Per favore non sparate sul pianista
Sono sul treno per Bergamo.
La newsletter sta per partire, gli iscritti ieri sera erano 44, stamattina sono 80; domani è il compleanno di una di loro, ho dovuto correggere il compleanno di un’altra, ha invertito giorno e mese.
Indosso le cuffie antirumore e mi metto a scrivere. È tutta questione di cura, ci dicevamo stamattina; ci dicevamo che dovremo sfatare i luoghi comuni, e uno dice che la scrittura deve essere luogo d’evasione, e invece è terra d’invasione.
Ma tutto, anche l’invasione, nasce da quella cura.
Per me essere scrittore nella pelle, nelle cicatrici, sotto la pelle, è esserlo negli sms. Non tralasciare un punto su WhatsApp. Curare i condizionali se parlo allo stadio. Allenare il mio sguardo mentre entro nelle coperte, la sera; e pensare che il dettaglio dei fiorellini sul tessuto lo devo rimuovere, alla svelta, per preservare il nitore dei miei occhi sul mondo.
La scrittura è una forma di cautela.
Un libraio non consiglia libri di merda nel momento in cui chiude la serranda. Un calciatore che cammini per strada e cui giunga per sbaglio un pallone sarà un calciatore fallito se non sorriderà tra sé tirando un piattone verso i bambini. Una persona gentile non smette di esserlo quando rientra in casa e chiude la porta; un ladro non smette di esserlo nemmeno se gli chiedono di custodire un portafogli, per piacere.
Ma la scrittura non è una cosa che ammanta la vita; la scrittura è la vita. Fa parte di te non come una corazza, ma come la pelle.
Scrivere significa dire alle persone che ami: Oggi non ti amerò, non farò gesti per te, ma costruirò un universo nel quale tu possa muoverti con purezza. Ci prendiamo delle parole se scriviamo di figa e di cazzo e sperma, sa scrivom in dialët, se lavoriamo su concetti indicibili, se il pensiero coltivato per settimane non è comprensibile in tre due uno, o espresso in maniera irreprensibile per degli sguardi arresi, delle intelligenze arrese.
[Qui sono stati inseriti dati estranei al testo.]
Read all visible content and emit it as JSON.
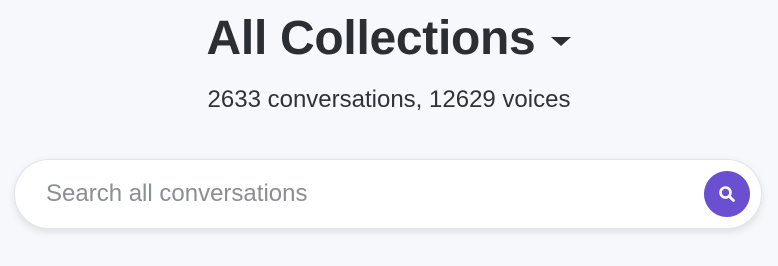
{
  "header": {
    "title": "All Collections",
    "dropdown_icon": "caret-down-icon",
    "subtitle": "2633 conversations, 12629 voices"
  },
  "search": {
    "placeholder": "Search all conversations",
    "value": "",
    "button_icon": "search-icon",
    "button_color": "#6a4fd0"
  }
}
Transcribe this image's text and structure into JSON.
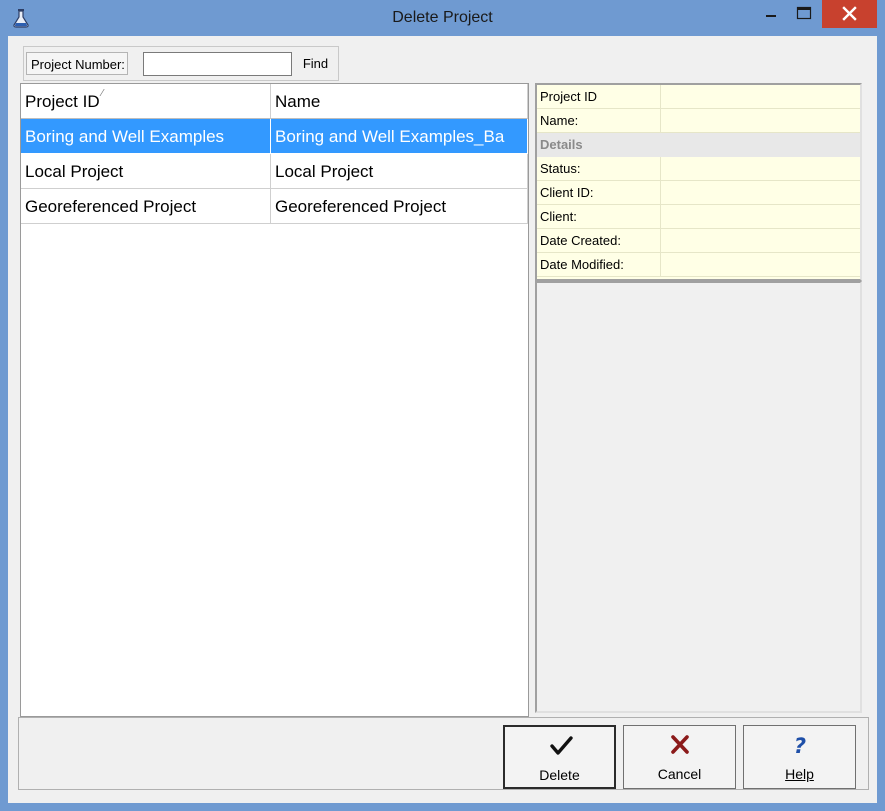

Ma l’abbiamo fatto di notte, ci siamo tartassati su un verbo mentre facevamo la spesa, abbiamo preso appunti in palestra; ci siamo interrogati se fosse giusto dire figa o fica. A voi questa gentilezza è arrivata alle spalle; e spesso nemmeno la riconoscete.
E ci va bene.
Siamo andati a cercare la ë, segnandoci mentalmente Alt+0235, perché altre persone avrebbero scritto dialèt, o dialet; ma non avrebbe reso la mezzanità della mia terra.
Siate cortesi con lo scrittore. E quando vi tende il cappello, non lanciategli un tappo di bottiglietta.
Primo, perché guarderà la T stampata sopra e sorriderà, e dirà Ce ne vorrebbe una; e in un mondo in cui molti imprecano perché la metro ha un minuto di ritardo, Dio Cristo, vedere che qualcuno accoglie anche i vostri rifiuti e dice Ce ne vorrebbe una è consolazione.
Secondo, perché se tendiamo il nostro cappello lo stiamo facendo per un euro di diritti a libro, se ci va di culo.
E in quell’euro dovremo includere ciò che mangiamo, e il caffè che prendiamo per restare vigili anche quando tutto crolla, e l’energia con la quale scriviamo perfino questo testo, o lo correggiamo; e i secondi che abbiamo speso per aggiungere un puntino, o aprire la mappa caratteri, per far tornare naturale ciò che, almeno apparentemente, naturale non lo era più.